Comparison of Myosin Vb(Myo5b)and V₀sector subunits of the V–adenosine triphosphatase complex function on brush border, polarity, and trafficking. (A) Transmission electron microscopy analysis of the subapical cytoplasmic content in the indicated organoids. Immunohistochemistry staining of (B, C, and E) CD10, (D) phospho-ezrin (P-ezrin), (F) Myo5b, and (G) Atp6v0d1 in (B–C) mouse intestinal organoids or (D–G) human duodenum samples. (C) Quantification of the number of organoids displaying a subapical accumulation of CD10. The histogram shows the means ± SD. N = 3 independent experiments. The total number of organoids analyzed is indicated on the figure. Insets are magnified images. Arrows, open arrowheads, and closed arrowheads indicate the intracellular accumulation of markers, microvillus inclusions, and the basolateral appearance of markers, respectively.

To confirm these results in human beings, we analyzed small intestine resections from a patient suffering from osteopetrosis, a rare disease caused by mutations in TCIRG1, coding for the V₀-ATPase a3 subunit⁹ (Supplementary Figure 3A). Immunohistochemistry against the BB marker phospho-ezrin revealed its basolateral mislocalization in this TCIRG1 patient compared with control, but this BB polarity defect was not associated with a subapical accumulation of periodic acid–Schiff or apical proteins, unlike in a MYO5B patient, confirming our observations in organoids (Figure 2D and E and Supplementary Figure 3B, F, and G). Although immune cell infiltration might cause an enterocyte mispolarization, the specific mislocalization of P-ezrin in TCIRG1 patients and organoids (Figure 2D and Supplementary Figure 3C–E), which also is mispolarized in MVID patients mutated in MYO5B gene,¹⁰ argues for a specific effect of V₀-ATPase down-regulation on the BB. Thus, our data demonstrate that disruption of V₀-ATPase function induces a microvillus atrophy that is uncoupled from apical trafficking defects. Similar to many patients with infantile osteopetrosis, this TCIRG1 patient presented with a severe eating disorder requiring enteral feeding via gastrostomy for years. However, there was no obvious intestinal absorption failure, indicating that, in this patient, putative BB defects are not sufficient to provoke absorption failure.
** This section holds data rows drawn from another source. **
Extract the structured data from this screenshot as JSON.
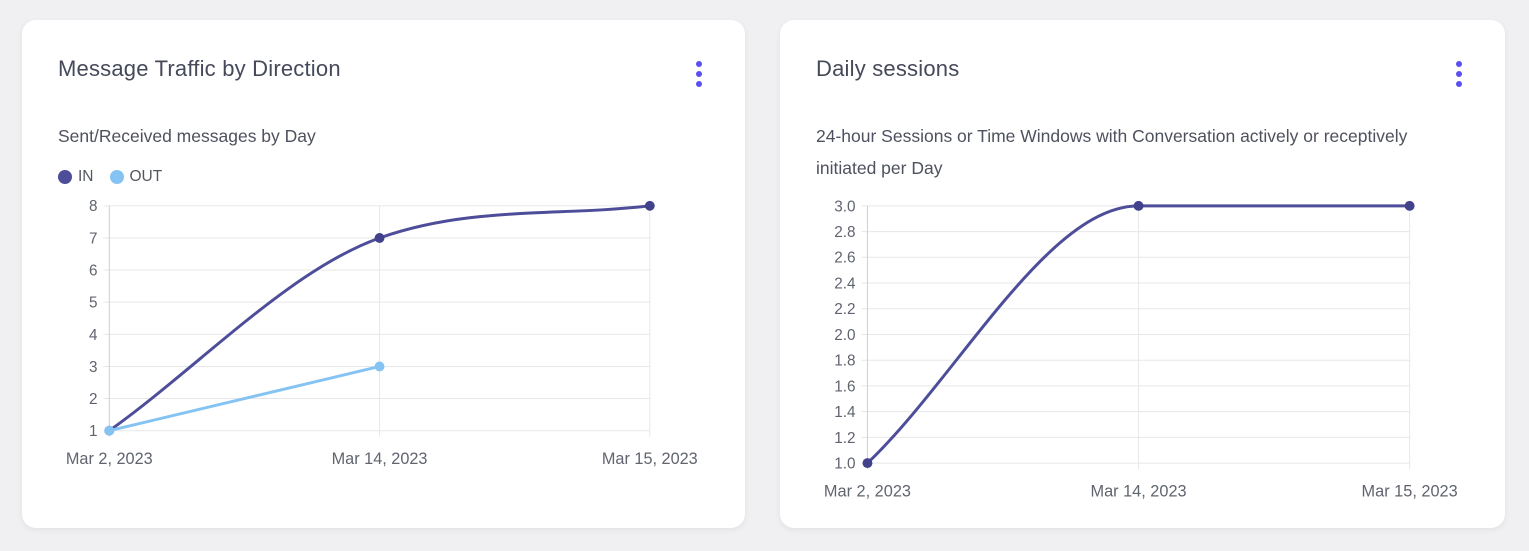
{
  "page": {
    "background_color": "#f0f0f2"
  },
  "colors": {
    "accent": "#5b4ff0",
    "grid": "#e7e7e9",
    "axis": "#cdced3",
    "tick_label": "#60646e",
    "title": "#45495a",
    "subtitle": "#4e515e"
  },
  "cards": [
    {
      "title": "Message Traffic by Direction",
      "subtitle": "Sent/Received messages by Day"
    },
    {
      "title": "Daily sessions",
      "subtitle": "24-hour Sessions or Time Windows with Conversation actively or receptively initiated per Day"
    }
  ],
  "chart_data": [
    {
      "type": "line",
      "title": "Message Traffic by Direction",
      "subtitle": "Sent/Received messages by Day",
      "categories": [
        "Mar 2, 2023",
        "Mar 14, 2023",
        "Mar 15, 2023"
      ],
      "series": [
        {
          "name": "IN",
          "values": [
            1,
            7,
            8
          ],
          "color": "#4d4d99",
          "point_color": "#42428c"
        },
        {
          "name": "OUT",
          "values": [
            1,
            3,
            null
          ],
          "color": "#85c4f2",
          "point_color": "#85c4f2"
        }
      ],
      "xlabel": "",
      "ylabel": "",
      "ylim": [
        1,
        8
      ],
      "yticks": [
        8,
        7,
        6,
        5,
        4,
        3,
        2,
        1
      ],
      "tick_decimals": 0,
      "grid": true,
      "legend_position": "top-left",
      "line_style": "smooth"
    },
    {
      "type": "line",
      "title": "Daily sessions",
      "subtitle": "24-hour Sessions or Time Windows with Conversation actively or receptively initiated per Day",
      "categories": [
        "Mar 2, 2023",
        "Mar 14, 2023",
        "Mar 15, 2023"
      ],
      "series": [
        {
          "name": "Daily sessions",
          "values": [
            1,
            3,
            3
          ],
          "color": "#4d4d99",
          "point_color": "#42428c"
        }
      ],
      "xlabel": "",
      "ylabel": "",
      "ylim": [
        1,
        3
      ],
      "yticks": [
        3,
        2.8,
        2.6,
        2.4,
        2.2,
        2,
        1.8,
        1.6,
        1.4,
        1.2,
        1
      ],
      "tick_decimals": 1,
      "grid": true,
      "legend_position": "none",
      "line_style": "smooth"
    }
  ]
}
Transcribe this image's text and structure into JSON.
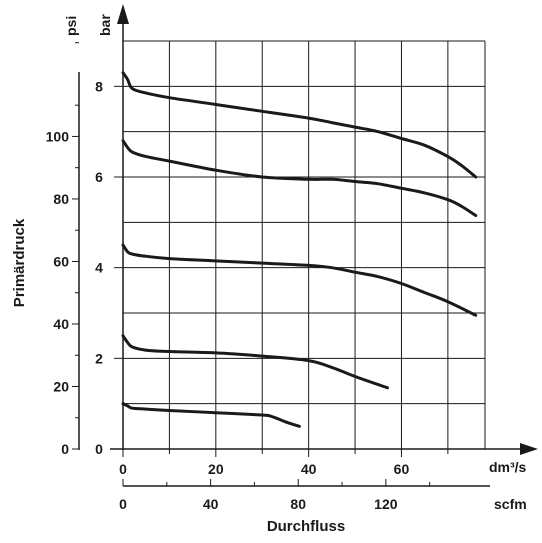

Finally, to test the putative link between V₀-ATPase and MVID, we studied the mutual requirement between Myo5b and Atp6v0d1 for their apical localization. Myo5b, which localized at the cell cortex in control samples, partly accumulated intracellularly but remained apically localized upon TCIRG1 mutations (Figure 2F). Contrarily, Atp6v0d1 apical localization was dramatically affected in 2 MVID patients carrying MYO5B mutations (Figure 2G), suggesting that the microvillus atrophy associated with MVID could be owing to a loss of apical V₀-ATPase. MVID therefore could be induced by the failure of partially independent processes: microvillus integrity and apical transport.